Yes, especially when you're talking about 10-plus billion rows of data, as we often are at 1010data. That's a large data set. The demand for handling more and more data is growing exponentially, meaning that the software that is moving around that data must be able to handle trillions of rows of data with appropriate response times.
How much of an issue is security in cloud computing?
We've addressed the security issue at 1010data; we use secure encrypted methods for collecting data.
With cloud computing in general, security really should be a bigger concept or issue than it is. It's amazing how many people buy things over the Internet without thinking much about security.
[In purchasing a cloud computing solution,] security absolutely should be a question posed to every vendor under consideration. In a few years, I predict it won't even be an issue because all vendors will have to play in a secured environment.
So security will just be a given at that point. But we're not there yet?
I don't think so.
What about service-level agreements in the cloud? In terms of best practices, can you offer some suggestions on how SLAs should be structured to address performance and other issues?
Cloud computing actually gives companies the opportunity to set up service-level agreements that are better than SLAs set up under a traditional data warehousing environment. Most companies manage their data warehouse as a lower-level priority in terms of recovery and accessibility and uptime guarantees, simply because it's historical data versus live transactional data.
With the cloud, you can provide service-level agreements that should be well above 99 percent uptime, 7/24, 365 days a year.
The cloud should improve on delivery to users, and it should be cheaper -- significantly cheaper, not just incrementally cheaper.

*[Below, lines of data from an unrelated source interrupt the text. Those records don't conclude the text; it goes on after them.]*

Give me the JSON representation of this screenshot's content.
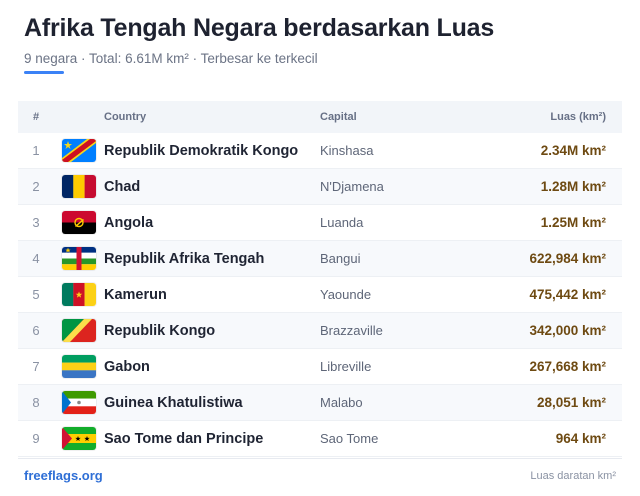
{
  "header": {
    "title": "Afrika Tengah Negara berdasarkan Luas",
    "subtitle": "9 negara · Total: 6.61M km² · Terbesar ke terkecil",
    "accent_color": "#3b82f6"
  },
  "table": {
    "columns": {
      "num": "#",
      "country": "Country",
      "capital": "Capital",
      "area": "Luas (km²)"
    },
    "rows": [
      {
        "num": "1",
        "country": "Republik Demokratik Kongo",
        "capital": "Kinshasa",
        "area": "2.34M km²",
        "flag_icon": "flag-cd-icon"
      },
      {
        "num": "2",
        "country": "Chad",
        "capital": "N'Djamena",
        "area": "1.28M km²",
        "flag_icon": "flag-td-icon"
      },
      {
        "num": "3",
        "country": "Angola",
        "capital": "Luanda",
        "area": "1.25M km²",
        "flag_icon": "flag-ao-icon"
      },
      {
        "num": "4",
        "country": "Republik Afrika Tengah",
        "capital": "Bangui",
        "area": "622,984 km²",
        "flag_icon": "flag-cf-icon"
      },
      {
        "num": "5",
        "country": "Kamerun",
        "capital": "Yaounde",
        "area": "475,442 km²",
        "flag_icon": "flag-cm-icon"
      },
      {
        "num": "6",
        "country": "Republik Kongo",
        "capital": "Brazzaville",
        "area": "342,000 km²",
        "flag_icon": "flag-cg-icon"
      },
      {
        "num": "7",
        "country": "Gabon",
        "capital": "Libreville",
        "area": "267,668 km²",
        "flag_icon": "flag-ga-icon"
      },
      {
        "num": "8",
        "country": "Guinea Khatulistiwa",
        "capital": "Malabo",
        "area": "28,051 km²",
        "flag_icon": "flag-gq-icon"
      },
      {
        "num": "9",
        "country": "Sao Tome dan Principe",
        "capital": "Sao Tome",
        "area": "964 km²",
        "flag_icon": "flag-st-icon"
      }
    ]
  },
  "footer": {
    "brand": "freeflags.org",
    "note": "Luas daratan km²"
  }
}
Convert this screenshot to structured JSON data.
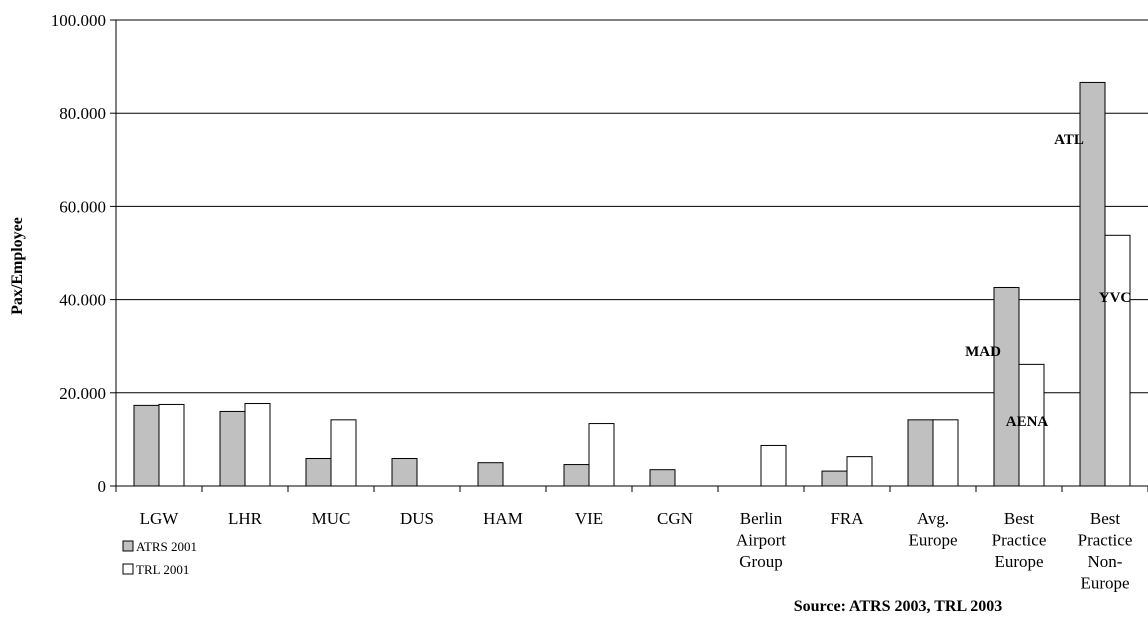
{
  "chart_data": {
    "type": "bar",
    "title": "",
    "xlabel": "",
    "ylabel": "Pax/Employee",
    "ylim": [
      0,
      100000
    ],
    "yticks": [
      0,
      20000,
      40000,
      60000,
      80000,
      100000
    ],
    "ytick_labels": [
      "0",
      "20.000",
      "40.000",
      "60.000",
      "80.000",
      "100.000"
    ],
    "grid": "horizontal",
    "legend_position": "bottom-left",
    "categories": [
      [
        "LGW"
      ],
      [
        "LHR"
      ],
      [
        "MUC"
      ],
      [
        "DUS"
      ],
      [
        "HAM"
      ],
      [
        "VIE"
      ],
      [
        "CGN"
      ],
      [
        "Berlin",
        "Airport",
        "Group"
      ],
      [
        "FRA"
      ],
      [
        "Avg.",
        "Europe"
      ],
      [
        "Best",
        "Practice",
        "Europe"
      ],
      [
        "Best",
        "Practice",
        "Non-",
        "Europe"
      ]
    ],
    "series": [
      {
        "name": "ATRS 2001",
        "color": "#c0c0c0",
        "values": [
          17300,
          16000,
          5900,
          5900,
          5000,
          4600,
          3500,
          null,
          3200,
          14200,
          42600,
          86600
        ]
      },
      {
        "name": "TRL 2001",
        "color": "#ffffff",
        "values": [
          17500,
          17700,
          14200,
          null,
          null,
          13400,
          null,
          8700,
          6300,
          14200,
          26100,
          53800
        ]
      }
    ],
    "annotations": [
      {
        "text": "ATL",
        "category_index": 11,
        "series_index": 0
      },
      {
        "text": "YVC",
        "category_index": 11,
        "series_index": 1
      },
      {
        "text": "MAD",
        "category_index": 10,
        "series_index": 0
      },
      {
        "text": "AENA",
        "category_index": 10,
        "series_index": 1
      }
    ],
    "source_note": "Source: ATRS 2003, TRL 2003"
  }
}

Regarding historical data versus transactional in the cloud, what are your thoughts on where companies should be spending money and effort?
I feel very strongly that companies should not spend a lot of money on historical analysis, because there's not a lot you can do about what happened. You want to use historical data to make better decisions in the future, [but] you shouldn't be spending a lot of money on that. Really, the amount of money people are spending on data warehousing is just ridiculous. There's simply too much money, in my opinion, spent on the care and feeding of historical data, rather than on transactional data. That's where the focus should be -- modeling and predicting the future.
Do you define what 1010data offers in terms of cloud computing? Can you describe where you fit in the market?
You can call it a dedicated cloud or the 1010data cloud. We're a dedicated environment for the customer. It's certainly the cloud, but it's a very specialized hosted service; we've been doing it for a long time.
At 1010data, we give what I call upside-down analytics. Instead of starting at the top with assumptions on what you think happened, and why, and working your way down, you start with the user and ask, what do you want to see? We go up from there -- we dive in and say, what do you have in terms of data and what do you want to know?
That's true analytics -- ask a question, get an answer, and the answer generates two or three more questions. You simply cannot do that without instantaneous response time, because you lose your train of thought.
At 1010data, we provide the ability to go to the source data very quickly. The volume of data we load in minutes is quite impressive. It's one of our secret sauces -- our ability to get data into the system quickly.